I find that writing doesn’t really take me into another world. Rather, it helps me navigate and decipher this challenging one we find ourselves living in. I appreciate the ability–this gift–of spilling words and arranging them into sense. And I do occasionally enter a flow state that approaches transportation. But to be fully gone, to find myself lost in a different existence? That’s the role of reading in my life.
I am the daughter of a librarian, and for that I am eternally grateful. I used to go to work with my mother on Saturdays when I was a child and teen so I could immerse myself in books. The scent of yellowing, musty paper. The crack of bindings and spines.
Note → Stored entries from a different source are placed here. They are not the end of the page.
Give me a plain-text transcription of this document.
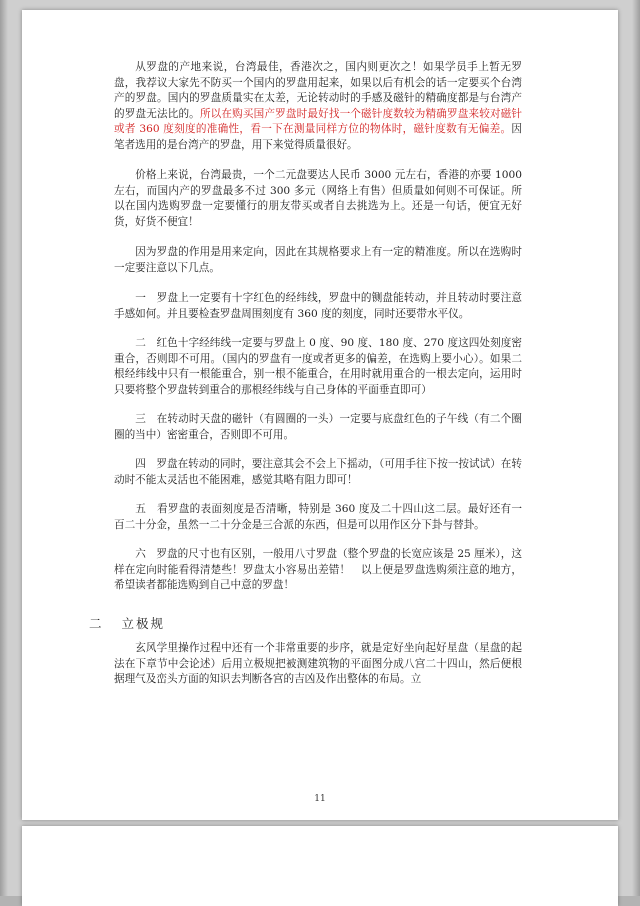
从罗盘的产地来说，台湾最佳，香港次之，国内则更次之！如果学员手上暂无罗盘，我荐议大家先不防买一个国内的罗盘用起来，如果以后有机会的话一定要买个台湾产的罗盘。国内的罗盘质量实在太差，无论转动时的手感及磁针的精确度都是与台湾产的罗盘无法比的。所以在购买国产罗盘时最好找一个磁针度数较为精确罗盘来较对磁针或者 360 度刻度的准确性，看一下在测量同样方位的物体时，磁针度数有无偏差。因笔者选用的是台湾产的罗盘，用下来觉得质量很好。

价格上来说，台湾最贵，一个二元盘要达人民币 3000 元左右，香港的亦要 1000 左右，而国内产的罗盘最多不过 300 多元（网络上有售）但质量如何则不可保证。所以在国内选购罗盘一定要懂行的朋友带买或者自去挑选为上。还是一句话，便宜无好货，好货不便宜！

因为罗盘的作用是用来定向，因此在其规格要求上有一定的精准度。所以在选购时一定要注意以下几点。

一　罗盘上一定要有十字红色的经纬线，罗盘中的铡盘能转动，并且转动时要注意手感如何。并且要检查罗盘周围刻度有 360 度的刻度，同时还要带水平仪。

二　红色十字经纬线一定要与罗盘上 0 度、90 度、180 度、270 度这四处刻度密重合，否则即不可用。（国内的罗盘有一度或者更多的偏差，在选购上要小心）。如果二根经纬线中只有一根能重合，别一根不能重合，在用时就用重合的一根去定向，运用时只要将整个罗盘转到重合的那根经纬线与自己身体的平面垂直即可）

三　在转动时天盘的磁针（有圆圈的一头）一定要与底盘红色的子午线（有二个圈圈的当中）密密重合，否则即不可用。

四　罗盘在转动的同时，要注意其会不会上下摇动，（可用手往下按一按试试）在转动时不能太灵活也不能困难，感觉其略有阻力即可！

五　看罗盘的表面刻度是否清晰，特别是 360 度及二十四山这二层。最好还有一百二十分金，虽然一二十分金是三合派的东西，但是可以用作区分下卦与替卦。

六　罗盘的尺寸也有区别，一般用八寸罗盘（整个罗盘的长宽应该是 25 厘米），这样在定向时能看得清楚些！罗盘太小容易出差错！　以上便是罗盘选购须注意的地方，希望读者都能选购到自己中意的罗盘！

二 立极规

玄风学里操作过程中还有一个非常重要的步序，就是定好坐向起好星盘（星盘的起法在下章节中会论述）后用立极规把被测建筑物的平面图分成八宫二十四山，然后便根据理气及峦头方面的知识去判断各宫的吉凶及作出整体的布局。立

11
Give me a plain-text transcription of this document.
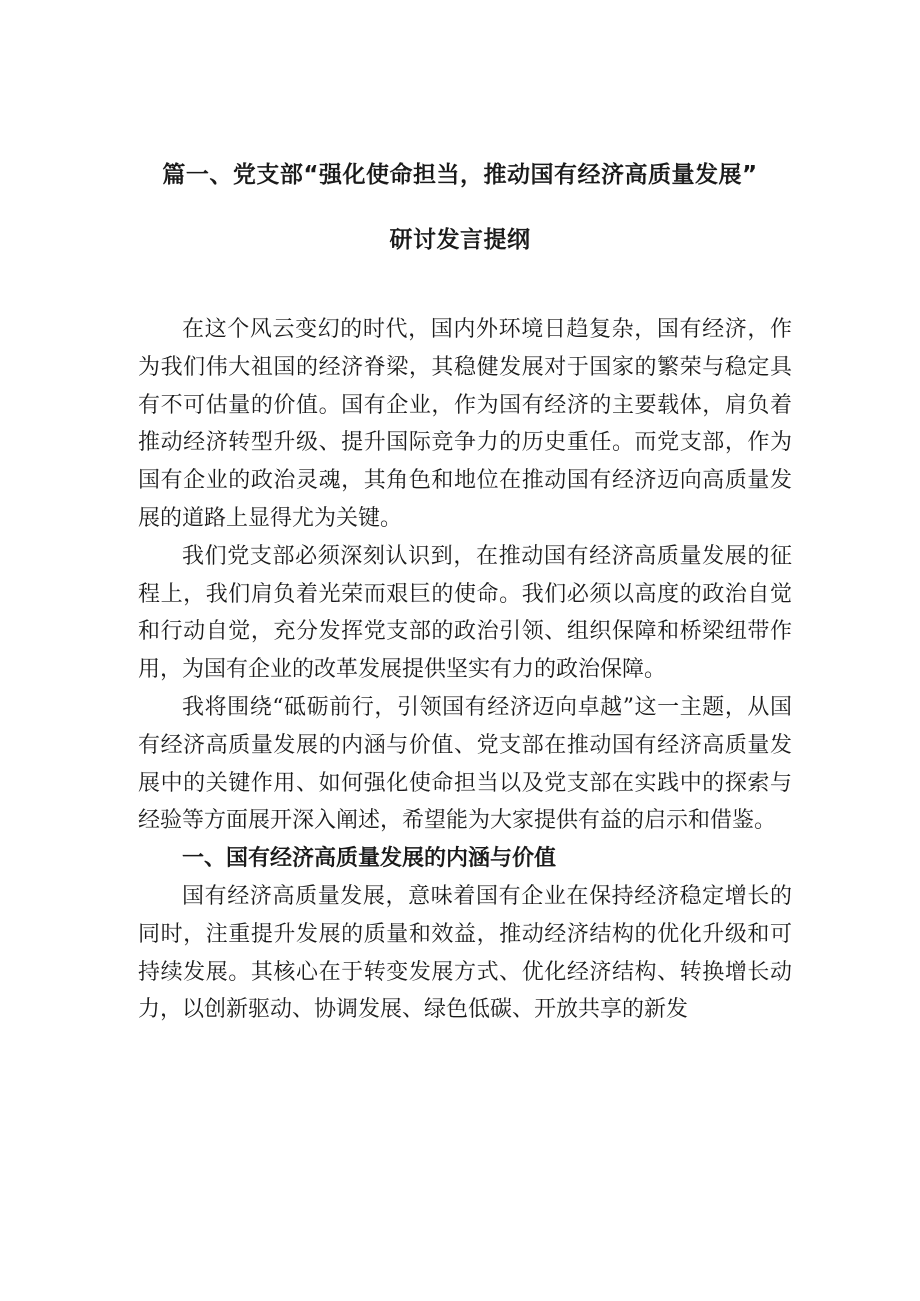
篇一、党支部“强化使命担当，推动国有经济高质量发展”
研讨发言提纲

在这个风云变幻的时代，国内外环境日趋复杂，国有经济，作为我们伟大祖国的经济脊梁，其稳健发展对于国家的繁荣与稳定具有不可估量的价值。国有企业，作为国有经济的主要载体，肩负着推动经济转型升级、提升国际竞争力的历史重任。而党支部，作为国有企业的政治灵魂，其角色和地位在推动国有经济迈向高质量发展的道路上显得尤为关键。

我们党支部必须深刻认识到，在推动国有经济高质量发展的征程上，我们肩负着光荣而艰巨的使命。我们必须以高度的政治自觉和行动自觉，充分发挥党支部的政治引领、组织保障和桥梁纽带作用，为国有企业的改革发展提供坚实有力的政治保障。

我将围绕“砥砺前行，引领国有经济迈向卓越”这一主题，从国有经济高质量发展的内涵与价值、党支部在推动国有经济高质量发展中的关键作用、如何强化使命担当以及党支部在实践中的探索与经验等方面展开深入阐述，希望能为大家提供有益的启示和借鉴。

一、国有经济高质量发展的内涵与价值

国有经济高质量发展，意味着国有企业在保持经济稳定增长的同时，注重提升发展的质量和效益，推动经济结构的优化升级和可持续发展。其核心在于转变发展方式、优化经济结构、转换增长动力，以创新驱动、协调发展、绿色低碳、开放共享的新发
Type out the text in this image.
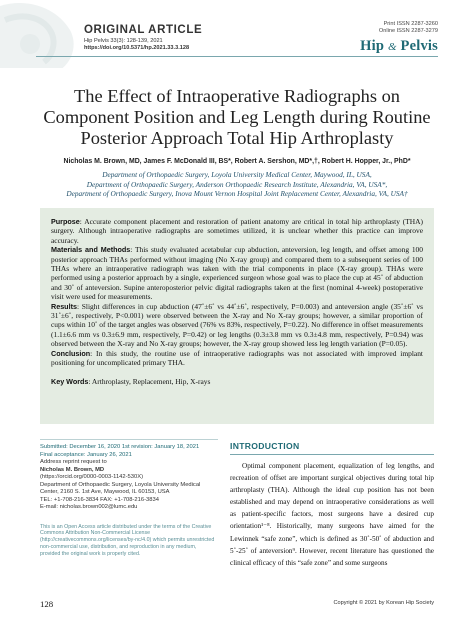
ORIGINAL ARTICLE
Hip Pelvis 33(3): 128-139, 2021
https://doi.org/10.5371/hp.2021.33.3.128
Print ISSN 2287-3260
Online ISSN 2287-3279
Hip & Pelvis
The Effect of Intraoperative Radiographs on Component Position and Leg Length during Routine Posterior Approach Total Hip Arthroplasty
Nicholas M. Brown, MD, James F. McDonald III, BS*, Robert A. Sershon, MD*,†, Robert H. Hopper, Jr., PhD*
Department of Orthopaedic Surgery, Loyola University Medical Center, Maywood, IL, USA,
Department of Orthopaedic Surgery, Anderson Orthopaedic Research Institute, Alexandria, VA, USA*,
Department of Orthopaedic Surgery, Inova Mount Vernon Hospital Joint Replacement Center, Alexandria, VA, USA†

Purpose: Accurate component placement and restoration of patient anatomy are critical in total hip arthroplasty (THA) surgery. Although intraoperative radiographs are sometimes utilized, it is unclear whether this practice can improve accuracy.

Materials and Methods: This study evaluated acetabular cup abduction, anteversion, leg length, and offset among 100 posterior approach THAs performed without imaging (No X-ray group) and compared them to a subsequent series of 100 THAs where an intraoperative radiograph was taken with the trial components in place (X-ray group). THAs were performed using a posterior approach by a single, experienced surgeon whose goal was to place the cup at 45˚ of abduction and 30˚ of anteversion. Supine anteroposterior pelvic digital radiographs taken at the first (nominal 4-week) postoperative visit were used for measurements.

Results: Slight differences in cup abduction (47˚±6˚ vs 44˚±6˚, respectively, P=0.003) and anteversion angle (35˚±6˚ vs 31˚±6˚, respectively, P<0.001) were observed between the X-ray and No X-ray groups; however, a similar proportion of cups within 10˚ of the target angles was observed (76% vs 83%, respectively, P=0.22). No difference in offset measurements (1.1±6.6 mm vs 0.3±6.9 mm, respectively, P=0.42) or leg lengths (0.3±3.8 mm vs 0.3±4.8 mm, respectively, P=0.94) was observed between the X-ray and No X-ray groups; however, the X-ray group showed less leg length variation (P=0.05).

Conclusion: In this study, the routine use of intraoperative radiographs was not associated with improved implant positioning for uncomplicated primary THA.

Key Words: Arthroplasty, Replacement, Hip, X-rays

Submitted: December 16, 2020 1st revision: January 18, 2021
Final acceptance: January 26, 2021
Address reprint request to
Nicholas M. Brown, MD
(https://orcid.org/0000-0003-1142-530X)
Department of Orthopaedic Surgery, Loyola University Medical Center, 2160 S. 1st Ave, Maywood, IL 60153, USA
TEL: +1-708-216-3834 FAX: +1-708-216-3834
E-mail: nicholas.brown002@lumc.edu
This is an Open Access article distributed under the terms of the Creative Commons Attribution Non-Commercial License (http://creativecommons.org/licenses/by-nc/4.0) which permits unrestricted non-commercial use, distribution, and reproduction in any medium, provided the original work is properly cited.
INTRODUCTION

Optimal component placement, equalization of leg lengths, and recreation of offset are important surgical objectives during total hip arthroplasty (THA). Although the ideal cup position has not been established and may depend on intraoperative considerations as well as patient-specific factors, most surgeons have a desired cup orientation¹⁻⁸. Historically, many surgeons have aimed for the Lewinnek “safe zone”, which is defined as 30˚-50˚ of abduction and 5˚-25˚ of anteversion⁹. However, recent literature has questioned the clinical efficacy of this “safe zone” and some surgeons

128	Copyright © 2021 by Korean Hip Society
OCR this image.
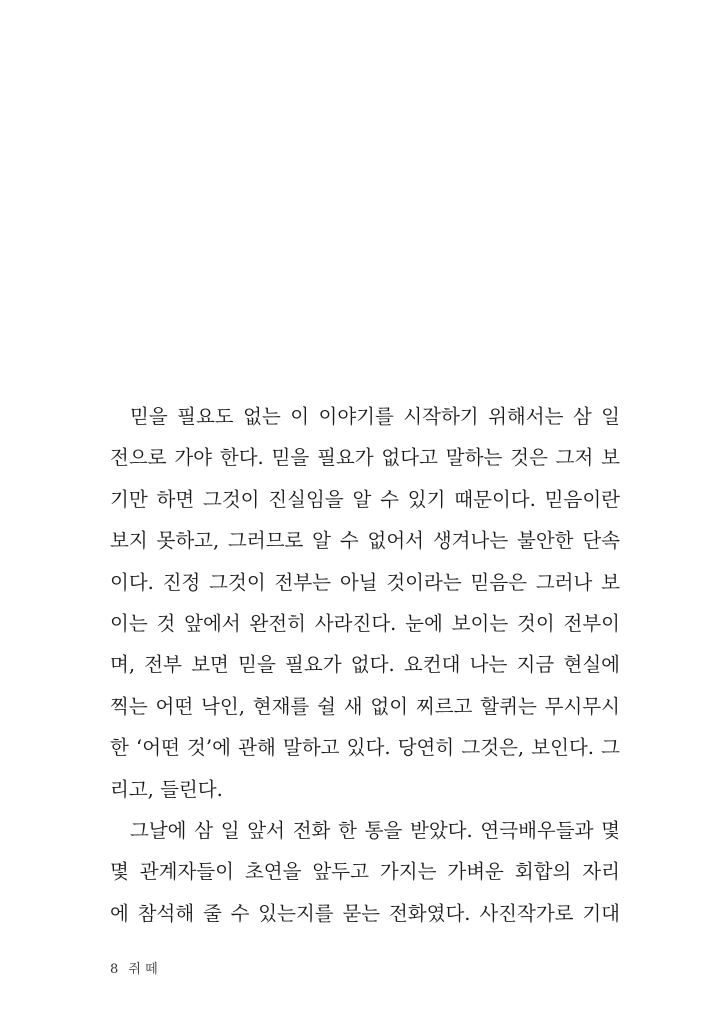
믿을 필요도 없는 이 이야기를 시작하기 위해서는 삼 일
전으로 가야 한다. 믿을 필요가 없다고 말하는 것은 그저 보
기만 하면 그것이 진실임을 알 수 있기 때문이다. 믿음이란
보지 못하고, 그러므로 알 수 없어서 생겨나는 불안한 단속
이다. 진정 그것이 전부는 아닐 것이라는 믿음은 그러나 보
이는 것 앞에서 완전히 사라진다. 눈에 보이는 것이 전부이
며, 전부 보면 믿을 필요가 없다. 요컨대 나는 지금 현실에
찍는 어떤 낙인, 현재를 쉴 새 없이 찌르고 할퀴는 무시무시
한 ‘어떤 것’에 관해 말하고 있다. 당연히 그것은, 보인다. 그
리고, 들린다.
그날에 삼 일 앞서 전화 한 통을 받았다. 연극배우들과 몇
몇 관계자들이 초연을 앞두고 가지는 가벼운 회합의 자리
에 참석해 줄 수 있는지를 묻는 전화였다. 사진작가로 기대
8 쥐 떼
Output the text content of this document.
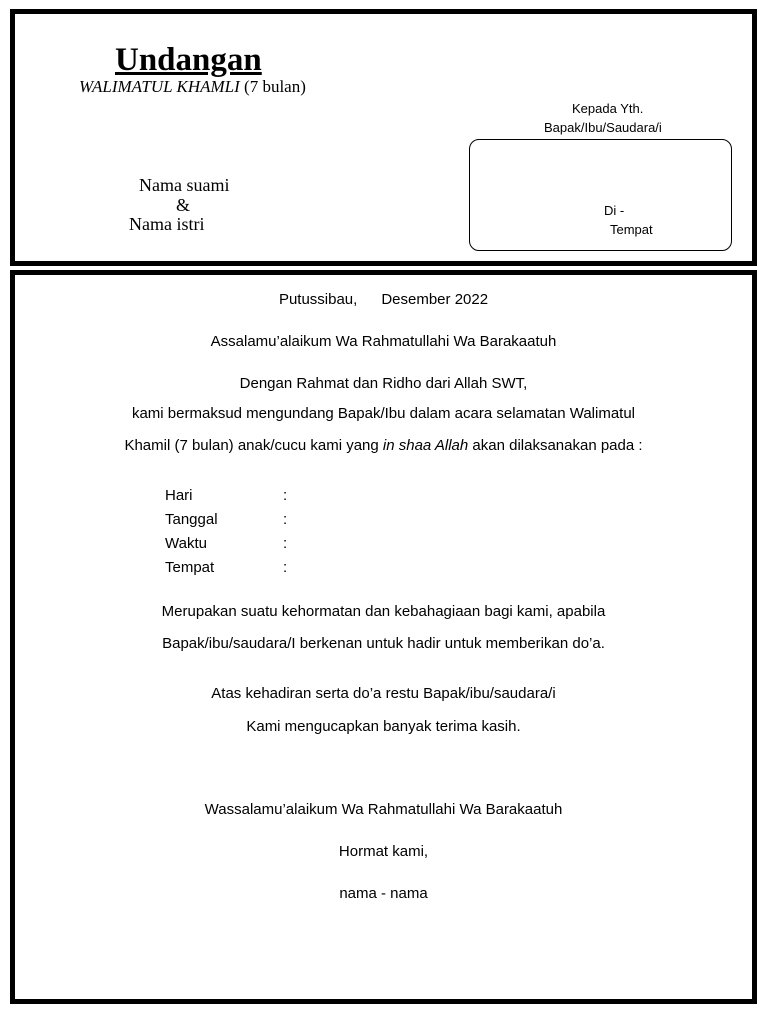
Undangan
WALIMATUL KHAMLI (7 bulan)
Nama suami
&
Nama istri
Kepada Yth.
Bapak/Ibu/Saudara/i
Di -
Tempat
Putussibau, Desember 2022
Assalamu’alaikum Wa Rahmatullahi Wa Barakaatuh
Dengan Rahmat dan Ridho dari Allah SWT,
kami bermaksud mengundang Bapak/Ibu dalam acara selamatan Walimatul
Khamil (7 bulan) anak/cucu kami yang in shaa Allah akan dilaksanakan pada :
Hari	:
Tanggal	:
Waktu	:
Tempat	:
Merupakan suatu kehormatan dan kebahagiaan bagi kami, apabila
Bapak/ibu/saudara/I berkenan untuk hadir untuk memberikan do’a.
Atas kehadiran serta do’a restu Bapak/ibu/saudara/i
Kami mengucapkan banyak terima kasih.
Wassalamu’alaikum Wa Rahmatullahi Wa Barakaatuh
Hormat kami,
nama - nama
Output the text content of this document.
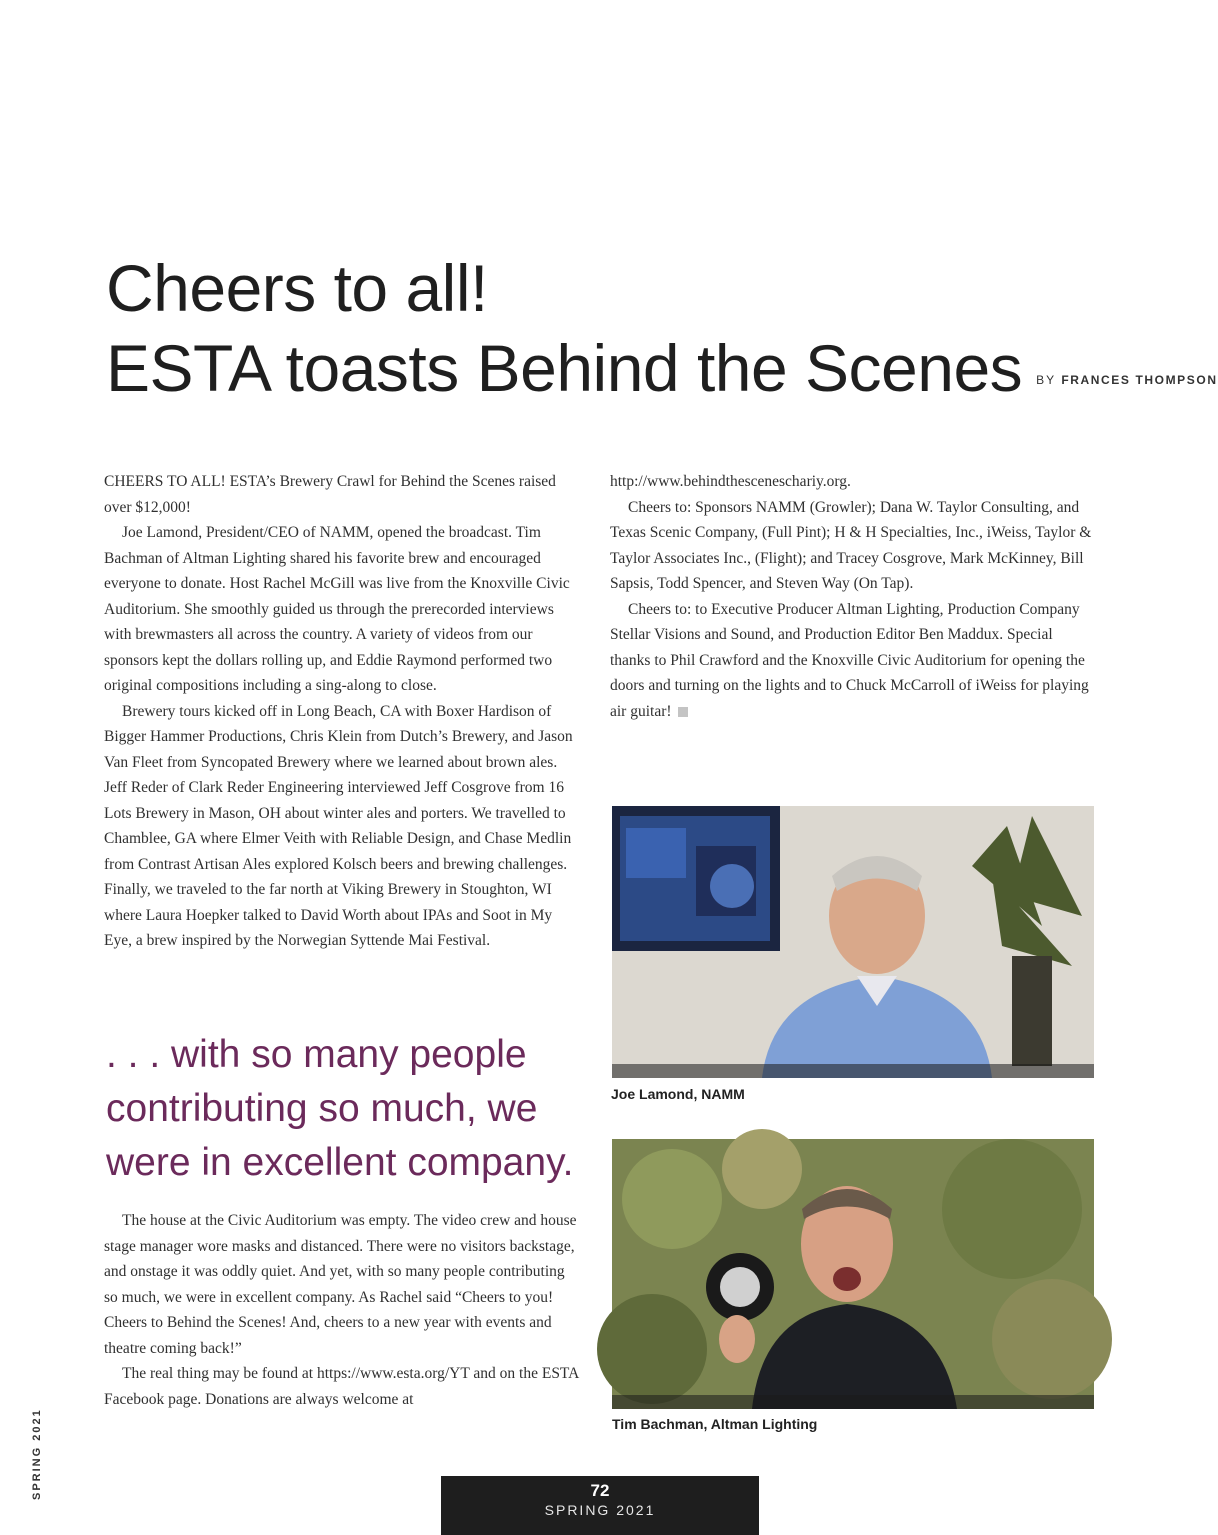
Cheers to all!
ESTA toasts Behind the Scenes BY FRANCES THOMPSON

CHEERS TO ALL! ESTA’s Brewery Crawl for Behind the Scenes raised over $12,000!

Joe Lamond, President/CEO of NAMM, opened the broadcast. Tim Bachman of Altman Lighting shared his favorite brew and encouraged everyone to donate. Host Rachel McGill was live from the Knoxville Civic Auditorium. She smoothly guided us through the prerecorded interviews with brewmasters all across the country. A variety of videos from our sponsors kept the dollars rolling up, and Eddie Raymond performed two original compositions including a sing-along to close.

Brewery tours kicked off in Long Beach, CA with Boxer Hardison of Bigger Hammer Productions, Chris Klein from Dutch’s Brewery, and Jason Van Fleet from Syncopated Brewery where we learned about brown ales. Jeff Reder of Clark Reder Engineering interviewed Jeff Cosgrove from 16 Lots Brewery in Mason, OH about winter ales and porters. We travelled to Chamblee, GA where Elmer Veith with Reliable Design, and Chase Medlin from Contrast Artisan Ales explored Kolsch beers and brewing challenges. Finally, we traveled to the far north at Viking Brewery in Stoughton, WI where Laura Hoepker talked to David Worth about IPAs and Soot in My Eye, a brew inspired by the Norwegian Syttende Mai Festival.

. . . with so many people contributing so much, we were in excellent company.

The house at the Civic Auditorium was empty. The video crew and house stage manager wore masks and distanced. There were no visitors backstage, and onstage it was oddly quiet. And yet, with so many people contributing so much, we were in excellent company. As Rachel said “Cheers to you! Cheers to Behind the Scenes! And, cheers to a new year with events and theatre coming back!”

The real thing may be found at https://www.esta.org/YT and on the ESTA Facebook page. Donations are always welcome at

http://www.behindthesceneschariy.org.

Cheers to: Sponsors NAMM (Growler); Dana W. Taylor Consulting, and Texas Scenic Company, (Full Pint); H & H Specialties, Inc., iWeiss, Taylor & Taylor Associates Inc., (Flight); and Tracey Cosgrove, Mark McKinney, Bill Sapsis, Todd Spencer, and Steven Way (On Tap).

Cheers to: to Executive Producer Altman Lighting, Production Company Stellar Visions and Sound, and Production Editor Ben Maddux. Special thanks to Phil Crawford and the Knoxville Civic Auditorium for opening the doors and turning on the lights and to Chuck McCarroll of iWeiss for playing air guitar!

Joe Lamond, NAMM
Tim Bachman, Altman Lighting
SPRING 2021	72
SPRING 2021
The immense compendium of possibility stored in the card catalogue. The shuffle and whisper of pages turning. The hushes and shushes. The stacks reaching to the rafters, groaning under the weight of tomes. I relished it all. And I miss it.
Given that our libraries have become frontlines in the culture wars, I am seriously considering a career change. I want my second professional act to be at least volunteer, but also perhaps full-fledged “information technician.” I honestly worry for my mother: every purchase, every recommendation, every loan–all are now political acts. It’s inconceivable to me that a cadre of small-minded, ill-informed people would protest what some write and dictate what others read. It’s plainly unconstitutional. And common sense says that if you don’t like it, don’t read it yourself. But to deny others escape, education, and development of a full range of emotions including empathy? This is anathema to me. It makes me want to slip between the covers of banned books and find myself in another world…
…but that is not the answer. The answer is to fight.